= Lloyd Titus =

American architect

Lloyd Titus was an American architect who designed at least 10 school buildings that are listed on the U.S. National Register of Historic Places (NRHP).

His NRHP-listed works in Philadelphia include:
- Richardson L. Wright School, 1101 Venango St., Philadelphia, Pennsylvania, designed by Lloyd Titus, the Chief Draftsman, from 1901 to 1905, of the Department of Buildings of the Philadelphia School Board.
- South Philadelphia High School.
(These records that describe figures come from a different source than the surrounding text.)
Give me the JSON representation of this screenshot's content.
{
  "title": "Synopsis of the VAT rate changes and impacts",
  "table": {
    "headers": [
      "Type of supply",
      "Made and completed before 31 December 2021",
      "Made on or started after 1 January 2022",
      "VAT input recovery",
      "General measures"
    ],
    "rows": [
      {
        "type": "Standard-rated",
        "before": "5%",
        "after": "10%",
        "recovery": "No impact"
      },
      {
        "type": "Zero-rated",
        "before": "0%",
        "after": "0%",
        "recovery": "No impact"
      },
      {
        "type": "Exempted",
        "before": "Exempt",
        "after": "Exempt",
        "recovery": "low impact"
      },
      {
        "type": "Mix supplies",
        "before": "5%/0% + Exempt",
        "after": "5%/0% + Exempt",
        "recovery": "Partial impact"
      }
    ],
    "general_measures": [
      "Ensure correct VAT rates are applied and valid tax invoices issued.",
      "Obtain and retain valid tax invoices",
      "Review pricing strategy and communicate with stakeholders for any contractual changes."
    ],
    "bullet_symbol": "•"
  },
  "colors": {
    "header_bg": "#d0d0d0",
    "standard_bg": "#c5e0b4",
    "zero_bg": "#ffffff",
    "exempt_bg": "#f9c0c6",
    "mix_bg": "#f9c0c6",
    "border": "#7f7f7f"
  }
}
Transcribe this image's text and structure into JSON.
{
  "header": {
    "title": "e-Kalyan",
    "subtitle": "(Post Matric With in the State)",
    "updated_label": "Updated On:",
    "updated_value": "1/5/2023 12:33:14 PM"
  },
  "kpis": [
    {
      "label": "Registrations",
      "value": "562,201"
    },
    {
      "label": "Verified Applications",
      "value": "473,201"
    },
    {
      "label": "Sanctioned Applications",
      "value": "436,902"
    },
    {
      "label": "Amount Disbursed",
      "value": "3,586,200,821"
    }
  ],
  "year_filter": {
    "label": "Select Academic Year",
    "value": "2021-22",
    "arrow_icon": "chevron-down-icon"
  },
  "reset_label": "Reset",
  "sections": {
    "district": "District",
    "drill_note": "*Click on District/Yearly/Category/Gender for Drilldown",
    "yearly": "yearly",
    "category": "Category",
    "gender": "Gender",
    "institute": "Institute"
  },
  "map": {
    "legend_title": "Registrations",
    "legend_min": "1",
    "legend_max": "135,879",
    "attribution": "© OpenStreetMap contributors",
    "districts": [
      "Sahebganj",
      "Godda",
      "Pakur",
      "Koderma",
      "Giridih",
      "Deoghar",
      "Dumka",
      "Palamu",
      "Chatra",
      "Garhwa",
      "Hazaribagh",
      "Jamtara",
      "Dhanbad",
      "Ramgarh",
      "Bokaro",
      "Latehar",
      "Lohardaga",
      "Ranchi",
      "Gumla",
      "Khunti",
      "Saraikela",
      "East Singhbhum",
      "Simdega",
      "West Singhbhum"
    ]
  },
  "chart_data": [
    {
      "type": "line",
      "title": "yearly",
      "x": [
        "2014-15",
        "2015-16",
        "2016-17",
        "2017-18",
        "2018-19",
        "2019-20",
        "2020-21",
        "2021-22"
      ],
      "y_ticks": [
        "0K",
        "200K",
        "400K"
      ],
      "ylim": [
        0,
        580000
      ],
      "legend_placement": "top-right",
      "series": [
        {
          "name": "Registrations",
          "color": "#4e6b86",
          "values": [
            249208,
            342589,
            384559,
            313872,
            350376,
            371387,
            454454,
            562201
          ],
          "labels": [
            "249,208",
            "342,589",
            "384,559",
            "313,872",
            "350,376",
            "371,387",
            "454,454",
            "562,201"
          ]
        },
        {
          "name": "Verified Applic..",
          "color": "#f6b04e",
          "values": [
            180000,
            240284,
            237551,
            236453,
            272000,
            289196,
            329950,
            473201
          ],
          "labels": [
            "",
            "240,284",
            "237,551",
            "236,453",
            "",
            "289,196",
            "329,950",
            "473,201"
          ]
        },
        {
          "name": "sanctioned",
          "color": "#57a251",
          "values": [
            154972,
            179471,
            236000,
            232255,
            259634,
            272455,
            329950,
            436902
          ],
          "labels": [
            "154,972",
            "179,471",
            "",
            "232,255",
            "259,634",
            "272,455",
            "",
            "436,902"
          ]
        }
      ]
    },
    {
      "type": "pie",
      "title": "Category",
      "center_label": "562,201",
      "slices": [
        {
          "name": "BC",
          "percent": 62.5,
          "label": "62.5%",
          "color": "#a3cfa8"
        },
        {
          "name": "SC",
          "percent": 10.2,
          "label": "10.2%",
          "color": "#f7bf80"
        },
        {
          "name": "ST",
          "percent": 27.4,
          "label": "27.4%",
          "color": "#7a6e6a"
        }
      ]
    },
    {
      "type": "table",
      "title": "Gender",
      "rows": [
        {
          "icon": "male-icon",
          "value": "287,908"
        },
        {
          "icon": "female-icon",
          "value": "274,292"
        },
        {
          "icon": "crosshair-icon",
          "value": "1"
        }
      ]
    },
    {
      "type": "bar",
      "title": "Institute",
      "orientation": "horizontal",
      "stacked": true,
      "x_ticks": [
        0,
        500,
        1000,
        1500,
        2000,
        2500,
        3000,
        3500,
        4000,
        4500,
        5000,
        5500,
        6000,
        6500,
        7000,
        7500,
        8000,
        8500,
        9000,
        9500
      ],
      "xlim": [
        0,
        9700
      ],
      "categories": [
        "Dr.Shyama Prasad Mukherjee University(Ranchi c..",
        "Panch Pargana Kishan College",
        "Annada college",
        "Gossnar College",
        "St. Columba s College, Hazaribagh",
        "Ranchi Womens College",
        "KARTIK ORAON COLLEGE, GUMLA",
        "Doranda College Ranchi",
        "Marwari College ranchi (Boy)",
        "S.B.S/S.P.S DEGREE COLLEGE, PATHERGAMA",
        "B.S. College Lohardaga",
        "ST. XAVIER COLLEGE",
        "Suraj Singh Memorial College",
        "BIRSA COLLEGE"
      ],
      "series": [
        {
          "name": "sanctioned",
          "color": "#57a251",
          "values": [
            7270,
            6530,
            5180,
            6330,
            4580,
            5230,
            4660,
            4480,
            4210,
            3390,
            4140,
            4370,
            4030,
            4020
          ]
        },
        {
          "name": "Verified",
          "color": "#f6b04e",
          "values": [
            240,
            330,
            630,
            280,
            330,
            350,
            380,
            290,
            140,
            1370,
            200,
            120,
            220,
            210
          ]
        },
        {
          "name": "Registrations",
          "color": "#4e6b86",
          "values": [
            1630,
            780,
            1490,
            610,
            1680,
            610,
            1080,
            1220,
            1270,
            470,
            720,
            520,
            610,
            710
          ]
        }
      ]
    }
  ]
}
The original building was constructed 1907 in a Norman Romanesque style designed by Board of Education Architect Lloyd Titus.
- William W. Axe School, 1709–1733 Kinsey St.
- Alexander Dallas Bache School, 801 N. Twenty-second St.
- George L. Brooks School, 5629–5643 Haverford Ave.
- Thomas Dunlap School, 5031 Race St.
- George L. Horn School, Frankford and Castor Aves.
- Thomas Meehan School, 5347–5353 Pulaski St.
- Northeast Manual Training School, 701 Lehigh St.
- Overbrook Elementary School, 2032 N. 62nd St.
- William J. Stokely School, 1844–1860 N. Thirty-second St.